Katrina Effect helped bolster flood defenses
Californians responded to Hurricane Katrina by approving, on 7 November 2006, a $4.1 billion bond measure for flood control; Proposition 1E was the largest single investment Californians had ever approved for upgrading the state’s flood defenses, and it was remarkable for several reasons
Flood // Source: worldpress
In August 2005 millions of Californians stood in pained silence in front of their television sets. Before them were images of New Orleans submerged in water, with desperate people clinging to rooftops. More than 1,800 people died during Hurricane Katrina and the floods it unleashed. It was the deadliest U.S. hurricane in more than a half century, and it brought home the risks of living behind levees.
Sacramento Bee’s Stuart Leavenworth writes that Katrina was both a natural and a man-made disaster, and in California, it had special resonance. Many communities in the state — from Sacramento to Stockton to canyon neighborhoods in Southern California — face a threat of deep flooding. Katrina served a reminder of perils that can arrive with a single Pacific storm.
Californians responded. On 7 November 2006, voters approved a $4.1 billion bond measure for flood control. Proposition 1E was the largest single investment Californians had ever approved for upgrading the state’s flood defenses, and it was remarkable for several reasons.
Leavenworth notes that unlike most bond proposals that are dangled before voters, Proposition 1E was not a Christmas tree. It was not larded up with specific proposals aimed at winning over interest groups and politicians from every part of the state. Most of the money, in fact, was aimed at upgrading levees in the Central Valley, including Sacramento. Yet even though they were not likely to be major beneficiaries, a wide majority of voters in Southern California, the central coast, and other regions endorsed the measure.
During that election, Californians approved more than $42 billion in public works investments. The flood control bond, however, won more votes than any of the other propositions. It was a magnanimous act, and it probably would not have occurred without the lessons of New Orleans.
“The Katrina disaster really brought home just how horrible flooding can be and is,” says Stein Buer, executive director of the Sacramento Area Flood Control Agency. “Proposition 1E was an opportunity to translate that awareness into action.”
Katrina generated a ripple effect in many areas of flood control. Suddenly in the national spotlight, the U.S. Army Corps of Engineers and the Federal Emergency Management Agency (FEMA) took a new look at levees nationwide. The Corps, in particular, took a harder line on potential “underseepage” — water moving beneath levees, causing them to erode and collapse.

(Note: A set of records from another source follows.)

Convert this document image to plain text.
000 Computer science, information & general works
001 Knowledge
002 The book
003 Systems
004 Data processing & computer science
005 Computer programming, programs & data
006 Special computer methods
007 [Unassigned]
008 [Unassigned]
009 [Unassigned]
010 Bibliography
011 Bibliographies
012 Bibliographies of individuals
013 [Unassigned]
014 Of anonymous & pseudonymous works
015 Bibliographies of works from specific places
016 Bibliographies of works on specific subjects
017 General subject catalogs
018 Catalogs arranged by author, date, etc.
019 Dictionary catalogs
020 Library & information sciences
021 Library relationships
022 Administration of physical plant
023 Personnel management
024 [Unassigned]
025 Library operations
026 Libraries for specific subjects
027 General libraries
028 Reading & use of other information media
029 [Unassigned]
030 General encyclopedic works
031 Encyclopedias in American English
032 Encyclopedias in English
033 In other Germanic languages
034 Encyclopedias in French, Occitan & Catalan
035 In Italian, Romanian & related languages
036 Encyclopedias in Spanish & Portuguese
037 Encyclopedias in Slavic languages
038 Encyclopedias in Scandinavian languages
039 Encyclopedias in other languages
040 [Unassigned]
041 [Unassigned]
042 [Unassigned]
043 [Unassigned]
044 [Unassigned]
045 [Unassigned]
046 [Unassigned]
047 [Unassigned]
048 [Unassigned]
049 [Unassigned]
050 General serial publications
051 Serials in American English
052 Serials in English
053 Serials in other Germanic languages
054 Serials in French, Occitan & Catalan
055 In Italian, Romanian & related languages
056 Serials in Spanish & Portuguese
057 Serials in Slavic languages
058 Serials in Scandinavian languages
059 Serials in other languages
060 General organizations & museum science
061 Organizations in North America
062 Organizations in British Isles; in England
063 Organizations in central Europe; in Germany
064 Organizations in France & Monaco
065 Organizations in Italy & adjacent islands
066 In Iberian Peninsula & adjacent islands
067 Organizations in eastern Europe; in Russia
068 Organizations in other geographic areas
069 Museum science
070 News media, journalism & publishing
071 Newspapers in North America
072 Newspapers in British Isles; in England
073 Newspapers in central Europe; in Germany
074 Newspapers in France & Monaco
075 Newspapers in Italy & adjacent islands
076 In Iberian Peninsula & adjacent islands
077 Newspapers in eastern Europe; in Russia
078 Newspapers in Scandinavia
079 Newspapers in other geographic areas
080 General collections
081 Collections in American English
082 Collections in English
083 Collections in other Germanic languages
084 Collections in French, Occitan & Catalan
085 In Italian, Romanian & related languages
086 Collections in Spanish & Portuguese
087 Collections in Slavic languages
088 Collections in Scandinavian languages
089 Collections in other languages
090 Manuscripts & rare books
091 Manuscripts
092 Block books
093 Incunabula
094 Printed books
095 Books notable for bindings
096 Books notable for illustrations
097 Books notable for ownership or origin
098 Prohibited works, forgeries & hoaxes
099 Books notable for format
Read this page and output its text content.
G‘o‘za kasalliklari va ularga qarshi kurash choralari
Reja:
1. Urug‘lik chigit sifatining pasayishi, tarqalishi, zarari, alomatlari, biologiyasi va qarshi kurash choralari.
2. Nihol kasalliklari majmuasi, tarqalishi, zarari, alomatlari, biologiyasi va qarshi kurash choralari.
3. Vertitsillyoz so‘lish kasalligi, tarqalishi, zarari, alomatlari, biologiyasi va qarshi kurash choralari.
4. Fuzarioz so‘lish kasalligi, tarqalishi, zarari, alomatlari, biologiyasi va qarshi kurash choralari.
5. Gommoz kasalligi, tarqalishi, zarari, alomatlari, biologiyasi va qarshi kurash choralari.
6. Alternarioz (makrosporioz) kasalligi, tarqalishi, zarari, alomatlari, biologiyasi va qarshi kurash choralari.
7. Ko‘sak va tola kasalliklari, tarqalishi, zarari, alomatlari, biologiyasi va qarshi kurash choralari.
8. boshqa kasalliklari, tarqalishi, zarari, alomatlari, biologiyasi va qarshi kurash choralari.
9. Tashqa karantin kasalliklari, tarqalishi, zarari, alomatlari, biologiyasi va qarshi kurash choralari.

The Natomas basin of Sacramento bore the brunt of this scrutiny. The area’s levees were deemed deficient, resulting in building restrictions and costly insurance mandates. Yet because of Proposition 1E, the Sacramento region has been able to tap into funding for flood control that previously wasn’t available.
By the end of January, Buer expects state funding for Natomas levees will near $100 million. That comes on top of $104 million SAFCA is spending out of its own funds.
All that funding will go to an earthworks project unparalleled in this region’s history. When it is done, in 2011, SAFCA will have upgraded the entire western flank of Natomas — the levees posing the worst risk of catastrophic flooding from the Sacramento River.
Buer credits Governor Arnold Schwarzenegger for making flood control a priority. Leavenworth agrees, and says that it also is a credit to the state’s voters. Despite the many divisions of politics and geography, Californians came together in 2006 to help make the Central Valley a safer place and learn from the price paid in New Orleans.